Lovely stories, afgr, and thanks so much for these nice insights into this brilliant man. He sounds like exactly the kind of prof that made law school so invigorating.

You and I must be approximate contemporaries in law school (though I was on the Left Coast, not at UVA.) I remember the single, shared Lexis terminal in the library by my 2L days. It was so primitive that the primary use of it was similar to that of 12 S.2d – by far the most well-worn of the early reporters.

Comment from Afgr
Time: August 10, 2010, 6:40 pm

Yep, Pavel, he was fun.

My second summer I clerked at a high-fee downtown firm that subscribed to Lexis. One of the summer clerks used “full faith and credit” as a key-word-in-context search term. . .several hours later the terminal was still processing it. We’ve come a long way, baby!

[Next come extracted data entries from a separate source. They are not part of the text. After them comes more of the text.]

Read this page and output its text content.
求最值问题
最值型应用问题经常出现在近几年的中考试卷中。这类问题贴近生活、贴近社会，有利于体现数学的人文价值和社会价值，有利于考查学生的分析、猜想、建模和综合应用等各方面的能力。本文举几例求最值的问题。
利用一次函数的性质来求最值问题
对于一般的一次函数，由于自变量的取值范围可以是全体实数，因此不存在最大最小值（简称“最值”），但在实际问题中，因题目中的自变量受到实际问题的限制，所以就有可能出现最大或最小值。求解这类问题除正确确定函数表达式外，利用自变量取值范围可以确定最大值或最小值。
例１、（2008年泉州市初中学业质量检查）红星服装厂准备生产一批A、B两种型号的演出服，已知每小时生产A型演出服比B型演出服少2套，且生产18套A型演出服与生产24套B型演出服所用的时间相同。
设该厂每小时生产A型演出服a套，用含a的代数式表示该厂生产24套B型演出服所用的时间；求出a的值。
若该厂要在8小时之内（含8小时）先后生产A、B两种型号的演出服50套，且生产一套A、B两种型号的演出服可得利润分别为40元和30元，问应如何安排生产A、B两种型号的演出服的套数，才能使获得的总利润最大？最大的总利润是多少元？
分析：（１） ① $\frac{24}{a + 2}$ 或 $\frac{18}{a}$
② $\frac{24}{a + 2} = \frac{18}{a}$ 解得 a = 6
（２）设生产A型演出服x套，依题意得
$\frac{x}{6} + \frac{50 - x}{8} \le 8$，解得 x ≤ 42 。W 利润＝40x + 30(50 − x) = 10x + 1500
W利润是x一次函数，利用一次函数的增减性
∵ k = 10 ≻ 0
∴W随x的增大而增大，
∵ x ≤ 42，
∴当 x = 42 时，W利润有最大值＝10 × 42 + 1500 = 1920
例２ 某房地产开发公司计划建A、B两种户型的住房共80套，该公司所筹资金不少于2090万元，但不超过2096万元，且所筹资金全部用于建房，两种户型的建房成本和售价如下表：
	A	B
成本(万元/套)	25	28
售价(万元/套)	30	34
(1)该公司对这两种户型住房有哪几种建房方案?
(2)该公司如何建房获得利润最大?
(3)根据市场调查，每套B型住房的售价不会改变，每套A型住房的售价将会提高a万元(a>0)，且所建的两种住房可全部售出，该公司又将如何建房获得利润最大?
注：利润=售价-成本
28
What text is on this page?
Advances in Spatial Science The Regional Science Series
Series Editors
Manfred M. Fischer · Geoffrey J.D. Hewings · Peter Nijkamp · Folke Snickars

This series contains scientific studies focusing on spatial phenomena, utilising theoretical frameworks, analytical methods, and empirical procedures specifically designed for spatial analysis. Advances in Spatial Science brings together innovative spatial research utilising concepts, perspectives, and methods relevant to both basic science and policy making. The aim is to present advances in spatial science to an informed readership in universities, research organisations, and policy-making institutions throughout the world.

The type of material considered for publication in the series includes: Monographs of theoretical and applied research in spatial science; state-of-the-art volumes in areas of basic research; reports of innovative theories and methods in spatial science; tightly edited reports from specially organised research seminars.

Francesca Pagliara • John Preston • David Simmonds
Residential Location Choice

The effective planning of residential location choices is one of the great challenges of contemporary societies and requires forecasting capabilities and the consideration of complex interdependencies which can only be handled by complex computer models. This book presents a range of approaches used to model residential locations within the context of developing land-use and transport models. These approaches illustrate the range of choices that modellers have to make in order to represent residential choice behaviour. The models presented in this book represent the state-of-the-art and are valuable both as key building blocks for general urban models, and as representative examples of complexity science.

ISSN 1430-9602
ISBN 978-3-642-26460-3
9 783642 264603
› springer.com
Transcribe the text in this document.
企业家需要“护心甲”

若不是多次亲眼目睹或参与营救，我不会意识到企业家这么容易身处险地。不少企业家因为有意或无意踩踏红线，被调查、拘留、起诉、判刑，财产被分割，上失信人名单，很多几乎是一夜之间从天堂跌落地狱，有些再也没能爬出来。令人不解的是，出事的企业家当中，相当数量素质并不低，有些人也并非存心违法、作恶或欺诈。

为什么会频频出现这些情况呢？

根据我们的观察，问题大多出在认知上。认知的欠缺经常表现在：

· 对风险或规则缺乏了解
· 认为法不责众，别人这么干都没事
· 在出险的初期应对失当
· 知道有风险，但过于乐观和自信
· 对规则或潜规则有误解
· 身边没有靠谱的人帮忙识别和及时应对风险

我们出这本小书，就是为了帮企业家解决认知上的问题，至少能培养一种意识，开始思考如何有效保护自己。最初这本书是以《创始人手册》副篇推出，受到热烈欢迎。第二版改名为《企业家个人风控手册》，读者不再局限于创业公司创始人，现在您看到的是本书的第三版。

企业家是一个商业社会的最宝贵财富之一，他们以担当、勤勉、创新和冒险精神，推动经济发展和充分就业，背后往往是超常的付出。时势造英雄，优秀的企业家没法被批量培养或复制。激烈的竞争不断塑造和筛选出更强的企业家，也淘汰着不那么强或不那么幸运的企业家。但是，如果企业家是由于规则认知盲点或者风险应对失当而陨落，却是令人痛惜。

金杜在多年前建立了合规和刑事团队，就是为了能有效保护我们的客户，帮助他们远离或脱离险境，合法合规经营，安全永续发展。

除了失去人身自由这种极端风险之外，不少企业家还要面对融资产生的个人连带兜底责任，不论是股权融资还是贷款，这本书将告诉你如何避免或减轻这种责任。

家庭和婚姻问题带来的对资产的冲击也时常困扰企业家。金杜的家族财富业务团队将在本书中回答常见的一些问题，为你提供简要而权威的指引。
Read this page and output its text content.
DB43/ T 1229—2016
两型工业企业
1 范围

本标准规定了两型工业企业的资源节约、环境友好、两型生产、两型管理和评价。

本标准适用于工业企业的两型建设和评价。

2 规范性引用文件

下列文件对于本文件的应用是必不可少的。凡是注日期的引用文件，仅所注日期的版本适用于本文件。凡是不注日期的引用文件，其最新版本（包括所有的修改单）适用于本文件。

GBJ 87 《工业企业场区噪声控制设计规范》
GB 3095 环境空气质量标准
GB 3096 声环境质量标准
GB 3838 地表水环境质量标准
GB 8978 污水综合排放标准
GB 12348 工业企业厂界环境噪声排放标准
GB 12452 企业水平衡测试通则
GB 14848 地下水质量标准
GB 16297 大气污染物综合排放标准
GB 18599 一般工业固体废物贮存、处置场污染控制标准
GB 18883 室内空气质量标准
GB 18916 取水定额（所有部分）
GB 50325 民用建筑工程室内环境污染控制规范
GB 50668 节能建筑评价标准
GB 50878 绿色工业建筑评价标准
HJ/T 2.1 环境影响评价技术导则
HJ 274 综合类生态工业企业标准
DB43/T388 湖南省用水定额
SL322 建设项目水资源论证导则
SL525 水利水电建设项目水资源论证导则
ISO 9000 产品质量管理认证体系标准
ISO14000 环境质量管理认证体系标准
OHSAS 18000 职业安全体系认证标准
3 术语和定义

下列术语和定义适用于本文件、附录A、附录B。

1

Um. Are you familiar with United States ex.rel. Mayo v. Satan & His Staff?

Comment from Bill (still the .00358% of your traffic that’s from Iraq) T
Time: August 10, 2010, 10:24 pm

Needs four 19-shot rocket pods and eight TOW missile launchers for extra fearsomosity!

And a trap door to unleash the rabid zombie camel spiders!

Comment from Pavel
Time: August 10, 2010, 11:15 pm

Afgr – I had seen that at one point. Pretty funny. There are a few howlers out there. Judge John Kane from D. Colo. has written some very clever opinions; 588 F. Supp. 1152 is worth reading for the footnotes alone.

Comment from Afgr
Time: August 10, 2010, 11:44 pm

Pavel–well, during our first year our professors (I don’t remember which–it may have been Ed Levy) shared two humorous items with us. One was U.S. ex. rel Mayo. The other was “The Common-Law Origins of the Infield Fly Rule,” http://www.pennumbra.com/issues/pdfs/157-1/Infield_Fly_Rule.pdf

As I knew nothing about baseball, the latter didn’t make much impression on me; but I’ve watched a couple of movies and read a couple of novels and short stories since (and been to 2 actual games!), so the Kane opinion footnotes are making some sense to me. . .and I just went looking for that link in case noone ever shared it with you.

Comment from BeckoningChasm
Time: August 11, 2010, 3:01 am

That picture is totally awesome. The antennae give it the winning edge.

Comment from Gromulin
Time: August 11, 2010, 4:57 am

Cyborg Scalia, Bolton, Christie and Smeaton.

They’ll set aboot you!

Comment from HoundOfDoom
Time: August 11, 2010, 4:24 pm

Awesome tipped awesome!

What happened to his eye? Did it look too long on Helen Thomas?

Comment from Pablo
Time: August 12, 2010, 2:52 am


Ruth Bader Ginsberg is not and can never be a cyborg….

Oh, nononononononono. 8 more 50 foot cyborg Scalias.

If you’re gonna go, you might as well go all in.